Striking modern gun restrictions because they didn’t exist 250 years ago is as logical as outlawing electric cars because the founders didn’t drive them. Like the Dobbs decision overturning Constitutional protection for abortion, Bruen and the bump stock case represent sleight of hand by conservatives to support their dangerous, desired legal outcome. Dobbs left women dying in parking lots, just as putting bump stocks back on the street will lead to more deaths.
Although the Court just upheld a gun law that protects victims of domestic violence, NRA-backed justices have been lying about the 2nd A since at least 2008, putting all of us at risk. May this be the decision that puts SCOTUS in the crosshairs of American voters, upsetting them enough- to Vote!- and make court reform an election priority this November.
Yes on court reform, including an ethics code! Now!
Very well said and researched! Thank you! Thomas and his anti-American, anarchist loving wife are a disgrace.
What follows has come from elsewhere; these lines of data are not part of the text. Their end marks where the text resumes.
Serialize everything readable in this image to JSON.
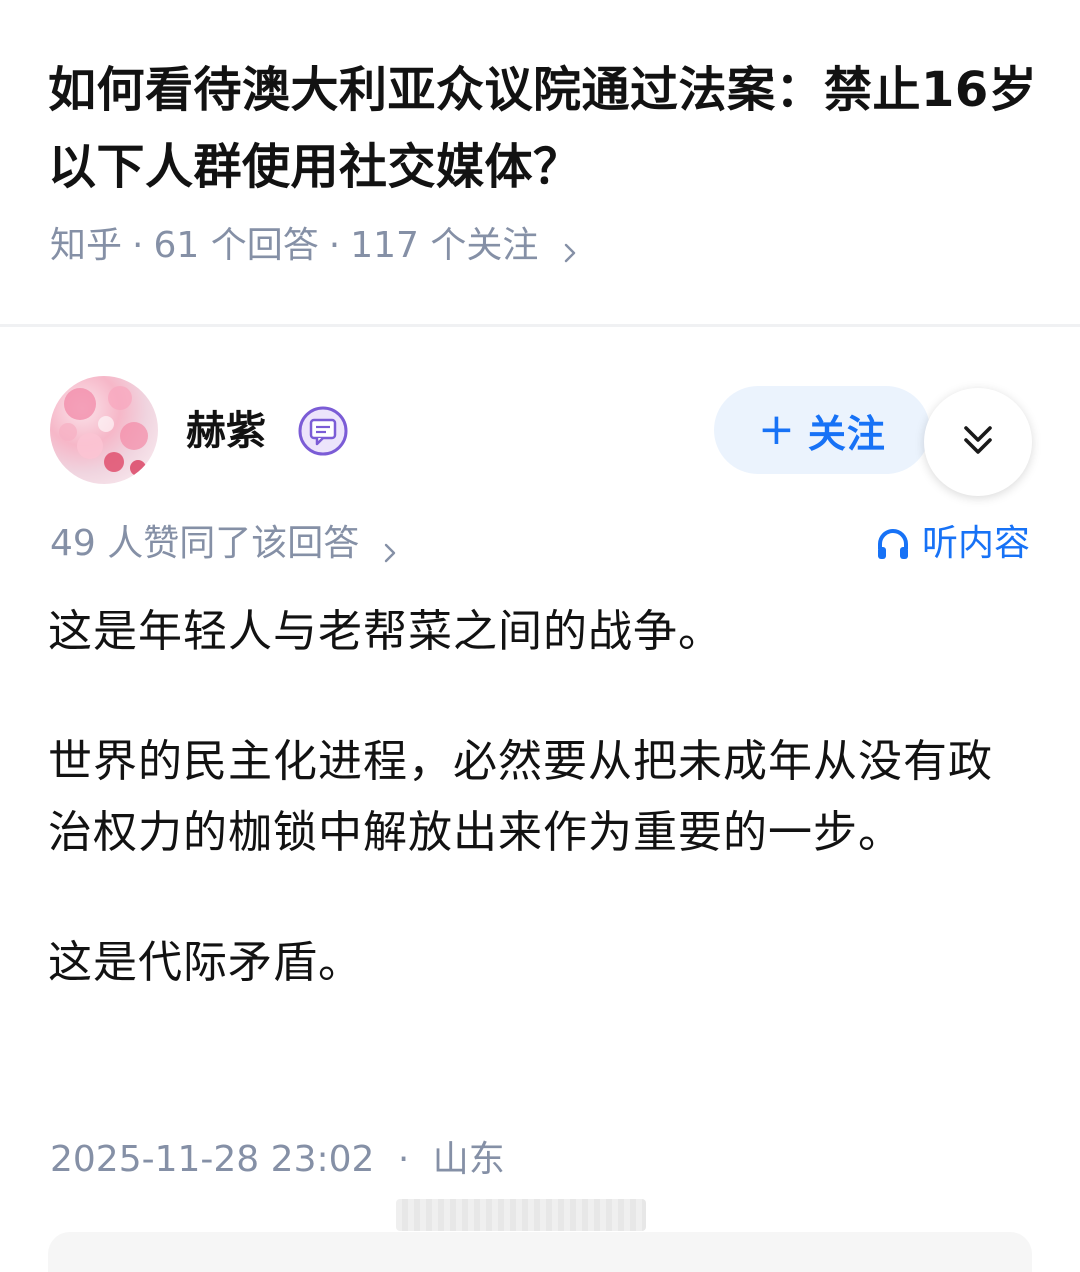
{
  "question": {
    "title": "如何看待澳大利亚众议院通过法案：禁止16岁以下人群使用社交媒体？",
    "source": "知乎",
    "answers": "61 个回答",
    "followers": "117 个关注",
    "separator": "·"
  },
  "author": {
    "name": "赫紫",
    "avatar_icon": "avatar-image",
    "badge_icon": "message-badge-icon",
    "follow_plus": "+",
    "follow_label": "关注",
    "expand_icon": "double-chevron-down-icon"
  },
  "answer_meta": {
    "votes": "49 人赞同了该回答",
    "listen_label": "听内容",
    "listen_icon": "headphones-icon"
  },
  "answer": {
    "paragraphs": [
      "这是年轻人与老帮菜之间的战争。",
      "世界的民主化进程，必然要从把未成年从没有政治权力的枷锁中解放出来作为重要的一步。",
      "这是代际矛盾。"
    ]
  },
  "footer": {
    "datetime": "2025-11-28 23:02",
    "separator": "·",
    "location": "山东"
  },
  "colors": {
    "accent": "#1772f6",
    "follow_bg": "#ebf3fd",
    "meta": "#8590a6",
    "text": "#121212"
  }
}
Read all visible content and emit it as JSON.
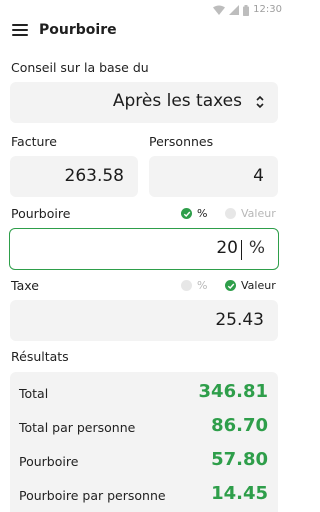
{
  "status": {
    "time": "12:30"
  },
  "app": {
    "title": "Pourboire"
  },
  "conseil": {
    "label": "Conseil sur la base du",
    "selected": "Après les taxes"
  },
  "facture": {
    "label": "Facture",
    "value": "263.58"
  },
  "personnes": {
    "label": "Personnes",
    "value": "4"
  },
  "pourboire": {
    "label": "Pourboire",
    "value": "20",
    "unit": "%",
    "options": [
      {
        "label": "%",
        "selected": true
      },
      {
        "label": "Valeur",
        "selected": false
      }
    ]
  },
  "taxe": {
    "label": "Taxe",
    "value": "25.43",
    "options": [
      {
        "label": "%",
        "selected": false
      },
      {
        "label": "Valeur",
        "selected": true
      }
    ]
  },
  "resultats": {
    "label": "Résultats",
    "rows": [
      {
        "label": "Total",
        "value": "346.81"
      },
      {
        "label": "Total par personne",
        "value": "86.70"
      },
      {
        "label": "Pourboire",
        "value": "57.80"
      },
      {
        "label": "Pourboire par personne",
        "value": "14.45"
      }
    ]
  },
  "colors": {
    "accent": "#2e9e4a",
    "field_bg": "#f3f3f3"
  }
}
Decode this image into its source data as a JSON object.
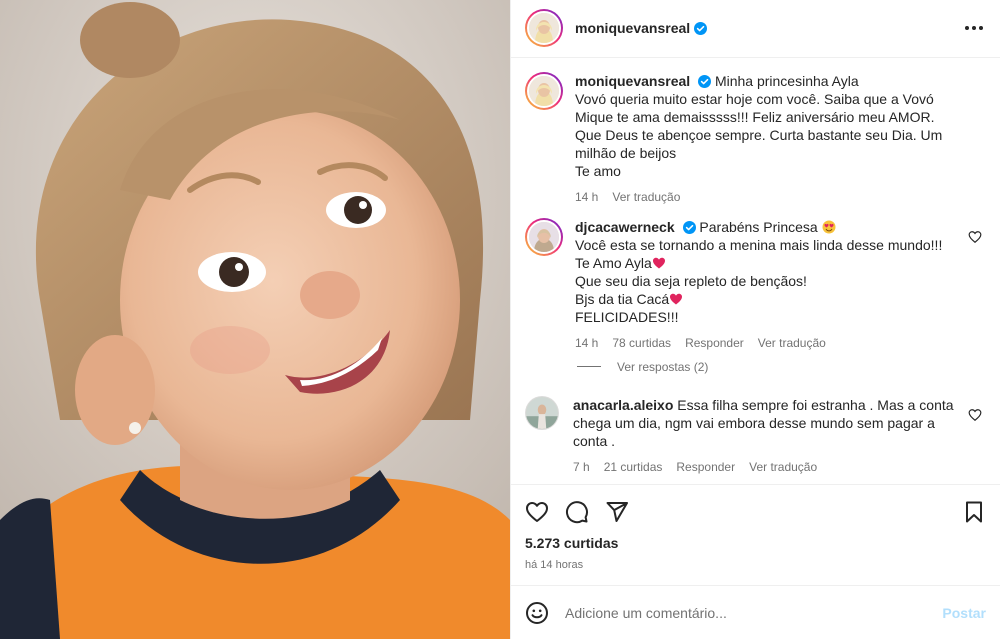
{
  "post": {
    "author": "moniquevansreal",
    "verified": true,
    "more_icon": "more-horizontal-icon"
  },
  "caption": {
    "author": "moniquevansreal",
    "lines": [
      "Minha princesinha Ayla",
      "Vovó queria muito estar hoje com você. Saiba que a Vovó Mique te ama demaisssss!!! Feliz aniversário meu AMOR. Que Deus te abençoe sempre. Curta bastante seu Dia. Um milhão de beijos",
      "Te amo"
    ],
    "time": "14 h",
    "translate": "Ver tradução"
  },
  "comments": [
    {
      "author": "djcacawerneck",
      "verified": true,
      "lines": [
        "Parabéns Princesa",
        "Você esta se tornando a menina mais linda desse mundo!!!",
        "Te Amo Ayla",
        "Que seu dia seja repleto de bençãos!",
        "Bjs da tia Cacá",
        "FELICIDADES!!!"
      ],
      "time": "14 h",
      "likes": "78 curtidas",
      "reply": "Responder",
      "translate": "Ver tradução",
      "view_replies": "Ver respostas (2)"
    },
    {
      "author": "anacarla.aleixo",
      "verified": false,
      "text": "Essa filha sempre foi estranha . Mas a conta chega um dia, ngm vai embora desse mundo sem pagar a conta .",
      "time": "7 h",
      "likes": "21 curtidas",
      "reply": "Responder",
      "translate": "Ver tradução"
    }
  ],
  "actions": {
    "like_icon": "heart-icon",
    "comment_icon": "comment-icon",
    "share_icon": "send-icon",
    "save_icon": "bookmark-icon"
  },
  "stats": {
    "likes": "5.273 curtidas",
    "time": "há 14 horas"
  },
  "composer": {
    "placeholder": "Adicione um comentário...",
    "post_label": "Postar",
    "emoji_icon": "smiley-icon"
  },
  "colors": {
    "text": "#262626",
    "muted": "#737373",
    "verified": "#0095f6",
    "post_disabled": "#b2dffc",
    "heart_emoji": "#e0245e"
  }
}
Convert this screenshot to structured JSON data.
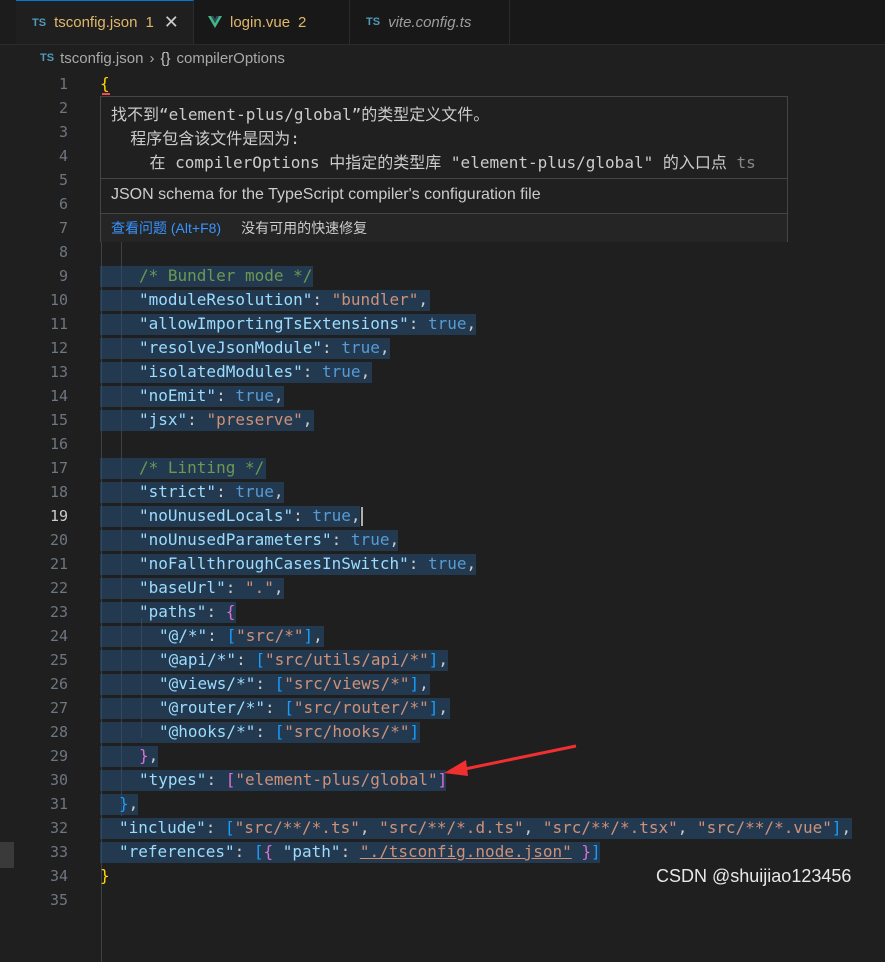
{
  "tabs": [
    {
      "icon": "TS",
      "name": "tsconfig.json",
      "badge": "1",
      "active": true
    },
    {
      "icon": "vue",
      "name": "login.vue",
      "badge": "2",
      "active": false
    },
    {
      "icon": "TS",
      "name": "vite.config.ts",
      "badge": "",
      "active": false
    }
  ],
  "breadcrumb": {
    "file": "tsconfig.json",
    "symbol": "compilerOptions",
    "ts_icon": "TS"
  },
  "hover": {
    "line1": "找不到“element-plus/global”的类型定义文件。",
    "line2": "  程序包含该文件是因为:",
    "line3": "    在 compilerOptions 中指定的类型库 \"element-plus/global\" 的入口点",
    "line3_source": "ts",
    "schema": "JSON schema for the TypeScript compiler's configuration file",
    "view_problem": "查看问题 (Alt+F8)",
    "no_fix": "没有可用的快速修复"
  },
  "current_line": 19,
  "lines": [
    {
      "n": "1"
    },
    {
      "n": "2"
    },
    {
      "n": "3"
    },
    {
      "n": "4"
    },
    {
      "n": "5"
    },
    {
      "n": "6"
    },
    {
      "n": "7"
    },
    {
      "n": "8"
    },
    {
      "n": "9"
    },
    {
      "n": "10"
    },
    {
      "n": "11"
    },
    {
      "n": "12"
    },
    {
      "n": "13"
    },
    {
      "n": "14"
    },
    {
      "n": "15"
    },
    {
      "n": "16"
    },
    {
      "n": "17"
    },
    {
      "n": "18"
    },
    {
      "n": "19"
    },
    {
      "n": "20"
    },
    {
      "n": "21"
    },
    {
      "n": "22"
    },
    {
      "n": "23"
    },
    {
      "n": "24"
    },
    {
      "n": "25"
    },
    {
      "n": "26"
    },
    {
      "n": "27"
    },
    {
      "n": "28"
    },
    {
      "n": "29"
    },
    {
      "n": "30"
    },
    {
      "n": "31"
    },
    {
      "n": "32"
    },
    {
      "n": "33"
    },
    {
      "n": "34"
    },
    {
      "n": "35"
    }
  ],
  "code": {
    "l1": "{",
    "l9": "/* Bundler mode */",
    "l10_k": "\"moduleResolution\"",
    "l10_v": "\"bundler\"",
    "l11_k": "\"allowImportingTsExtensions\"",
    "l11_v": "true",
    "l12_k": "\"resolveJsonModule\"",
    "l12_v": "true",
    "l13_k": "\"isolatedModules\"",
    "l13_v": "true",
    "l14_k": "\"noEmit\"",
    "l14_v": "true",
    "l15_k": "\"jsx\"",
    "l15_v": "\"preserve\"",
    "l17": "/* Linting */",
    "l18_k": "\"strict\"",
    "l18_v": "true",
    "l19_k": "\"noUnusedLocals\"",
    "l19_v": "true",
    "l20_k": "\"noUnusedParameters\"",
    "l20_v": "true",
    "l21_k": "\"noFallthroughCasesInSwitch\"",
    "l21_v": "true",
    "l22_k": "\"baseUrl\"",
    "l22_v": "\".\"",
    "l23_k": "\"paths\"",
    "l24_k": "\"@/*\"",
    "l24_v": "\"src/*\"",
    "l25_k": "\"@api/*\"",
    "l25_v": "\"src/utils/api/*\"",
    "l26_k": "\"@views/*\"",
    "l26_v": "\"src/views/*\"",
    "l27_k": "\"@router/*\"",
    "l27_v": "\"src/router/*\"",
    "l28_k": "\"@hooks/*\"",
    "l28_v": "\"src/hooks/*\"",
    "l30_k": "\"types\"",
    "l30_v": "\"element-plus/global\"",
    "l32_k": "\"include\"",
    "l32_v1": "\"src/**/*.ts\"",
    "l32_v2": "\"src/**/*.d.ts\"",
    "l32_v3": "\"src/**/*.tsx\"",
    "l32_v4": "\"src/**/*.vue\"",
    "l33_k": "\"references\"",
    "l33_pk": "\"path\"",
    "l33_pv": "\"./tsconfig.node.json\"",
    "l34": "}"
  },
  "watermark": "CSDN @shuijiao123456"
}
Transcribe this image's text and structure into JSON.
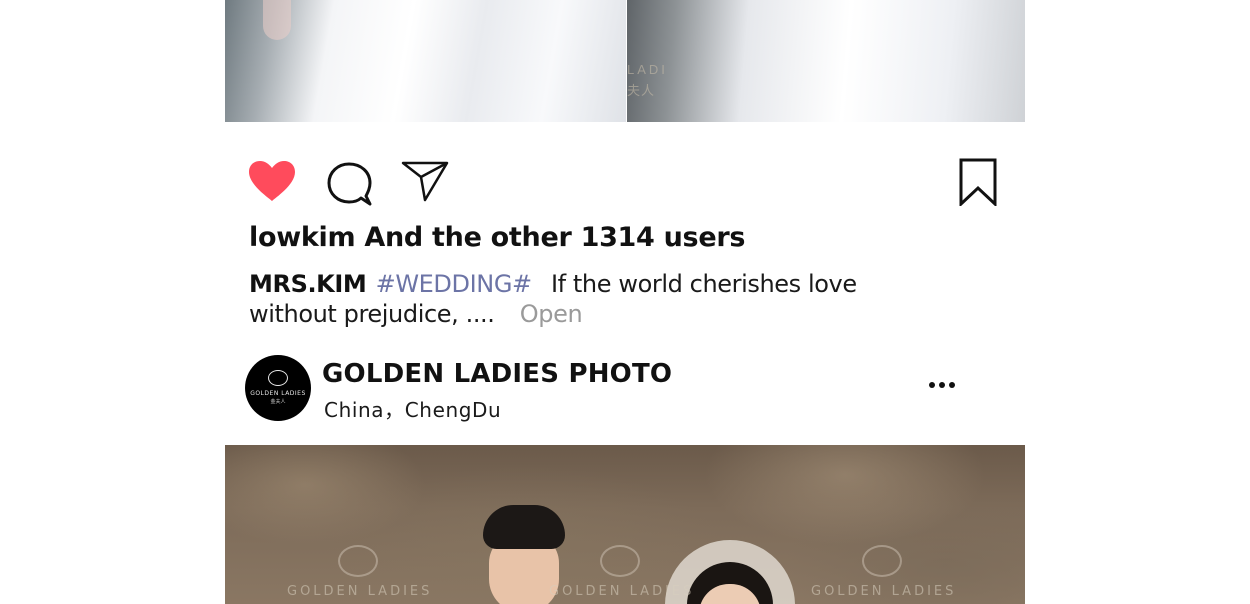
{
  "top_photos": {
    "left_alt": "bride in white gown (left)",
    "right_alt": "bride in white gown (right)",
    "watermark_text": "LADI",
    "watermark_cn": "夫人"
  },
  "actions": {
    "like_icon": "heart-icon",
    "like_color": "#ff4b5c",
    "comment_icon": "comment-icon",
    "share_icon": "share-icon",
    "save_icon": "bookmark-icon"
  },
  "likes": {
    "text": "lowkim And the other 1314 users"
  },
  "caption": {
    "username": "MRS.KIM",
    "hashtag": "#WEDDING#",
    "text": "If the world cherishes love without prejudice, ....",
    "open_label": "Open",
    "hashtag_color": "#6c74a6"
  },
  "next_post": {
    "avatar_logo_text": "GOLDEN LADIES",
    "avatar_logo_cn": "金夫人",
    "account_name": "GOLDEN LADIES PHOTO",
    "location": "China，ChengDu",
    "more_icon": "more-horizontal-icon",
    "watermarks": [
      "GOLDEN LADIES",
      "GOLDEN LADIES",
      "GOLDEN LADIES"
    ]
  }
}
The ONLY function/purpose of bump stocks is to spray bullets in rapid succession without any hope of actually aiming at anything or anyone. They serve on function: to spray bullets randomly on an assemblage of targets, without the need for aiming, as the Las Vegas suicidal madman did, and you properly referenced. We live in an anger/resentment filled nation/culture and the bump stock assisted gun is their perfect expression. All this anger turns off the thinking brain and triggers on "fight-flight" midbrain, aka "survival brain". We are a nation on the verge of civil war and many are addicted to anger/resentment and violence. I got tossed off of Mary Trump's substak page for making a similar post there. Many on the "left" cherish their rage against the "other" as much as those on the "right". All of this in a corporate mass media platform (s) saturated with hyper-violent "entertainment": "sports", videos/movies, "news", MSM, etc. What could go wrong? Everything?